News Release from Congressman Moran's Office

Congressman Jerry Moran
Representing the First District of Kansas
United States House of Representatives

FOR IMMEDIATE RELEASE - October 30, 2003


Joins Kansas Geologist to Testify on Importance of Water Conservation Studies

WASHINGTON, D.C.--Congressman Jerry Moran today joined Dr. M. Lee Allison, the Kansas State Geologist and Director of the Kansas Geological Survey, to testify on the importance of providing research funding for the Ogallala Aquifer. In his testimony before the U.S. House Resources Subcommittee on Power and Water, Moran discussed the importance of comprehensive research on the entire aquifer to determine its depth and its future.

"Because our communities and American agriculture depend on the Ogallala Aquifer, we need to invest in its future," Moran said. "A coordinated research effort involving all eight states will be a useful first step in assessing the overall condition of the aquifer and ensuring its existence for future generations. The Ogallala is an essential component in ensuring that we have ample amounts of water in the future."

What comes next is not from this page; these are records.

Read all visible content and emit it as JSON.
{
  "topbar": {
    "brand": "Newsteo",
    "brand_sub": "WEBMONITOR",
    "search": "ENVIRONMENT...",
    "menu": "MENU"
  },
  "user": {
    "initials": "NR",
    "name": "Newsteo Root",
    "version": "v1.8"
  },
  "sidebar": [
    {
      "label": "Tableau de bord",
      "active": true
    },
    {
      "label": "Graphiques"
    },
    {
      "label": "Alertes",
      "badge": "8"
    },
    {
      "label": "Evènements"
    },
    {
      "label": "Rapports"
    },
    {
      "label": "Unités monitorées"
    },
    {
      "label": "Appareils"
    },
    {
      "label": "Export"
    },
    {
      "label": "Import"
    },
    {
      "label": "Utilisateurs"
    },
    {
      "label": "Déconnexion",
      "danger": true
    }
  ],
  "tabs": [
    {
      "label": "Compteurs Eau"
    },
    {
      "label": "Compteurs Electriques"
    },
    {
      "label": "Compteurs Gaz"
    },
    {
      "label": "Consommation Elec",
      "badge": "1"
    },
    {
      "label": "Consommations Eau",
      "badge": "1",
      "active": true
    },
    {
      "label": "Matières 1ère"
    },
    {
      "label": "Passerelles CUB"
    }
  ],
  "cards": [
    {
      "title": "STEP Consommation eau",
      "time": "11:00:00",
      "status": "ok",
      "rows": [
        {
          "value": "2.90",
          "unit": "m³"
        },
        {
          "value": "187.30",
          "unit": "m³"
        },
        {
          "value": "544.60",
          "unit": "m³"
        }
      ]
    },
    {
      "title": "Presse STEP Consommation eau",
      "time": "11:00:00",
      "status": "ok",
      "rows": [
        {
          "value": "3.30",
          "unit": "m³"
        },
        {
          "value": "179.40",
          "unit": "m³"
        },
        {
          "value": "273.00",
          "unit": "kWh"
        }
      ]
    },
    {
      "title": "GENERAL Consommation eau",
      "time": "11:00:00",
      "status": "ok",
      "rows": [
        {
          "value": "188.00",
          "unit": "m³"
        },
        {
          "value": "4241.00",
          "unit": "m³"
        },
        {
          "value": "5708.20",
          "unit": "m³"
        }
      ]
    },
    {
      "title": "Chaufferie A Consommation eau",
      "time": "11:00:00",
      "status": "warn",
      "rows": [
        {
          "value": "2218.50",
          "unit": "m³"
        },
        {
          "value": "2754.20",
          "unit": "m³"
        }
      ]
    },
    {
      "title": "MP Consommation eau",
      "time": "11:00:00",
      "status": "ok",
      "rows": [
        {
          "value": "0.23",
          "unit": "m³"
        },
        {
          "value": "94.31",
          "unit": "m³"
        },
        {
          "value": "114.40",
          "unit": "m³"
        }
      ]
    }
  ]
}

The Ogallala Aquifer provides 99 percent of the water supply for communities, businesses, homes and agriculture production in the high plains region of the U.S. This includes eight states - Kansas, Nebraska, South Dakota, Wyoming, Colorado, Oklahoma, New Mexico and Texas. The aquifer lies beneath 174,000 square miles of land, an area more than five times greater than the world's largest freshwater lake and over 150 percent larger than the surface area of all five Great Lakes combined.

The legislation discussed today is similar to legislation Moran introduced last year, which had widespread support. Moran was also successful in including conservation provisions for the Ogallala in the 2002 Farm Bill. However, no funding was set aside for multi-state research into the future of the aquifer. That is the focus of today's legislation.

Efforts have been undertaken by the State of Kansas to manage the Ogallala Aquifer, but a need remains to gather data about the aquifer to ensure its viability in the future. Since the aquifer crosses the borders of eight states, it is critical to have comprehensive, multi-state information to develop a full understanding of its overall condition.

In his testimony, Dr. Allison focused on the importance of funding research to learn how to extend the life of the aquifer.

"We in the states who are struggling to extend and preserve the life of the High Plains Aquifer know that ignorance is dangerous," Dr. Allison said in his testimony. "Good information is needed by farmers, bankers, cities and towns, businesses, water districts, and state legislators, among others, to make rational and realistic decisions about the future of the aquifer."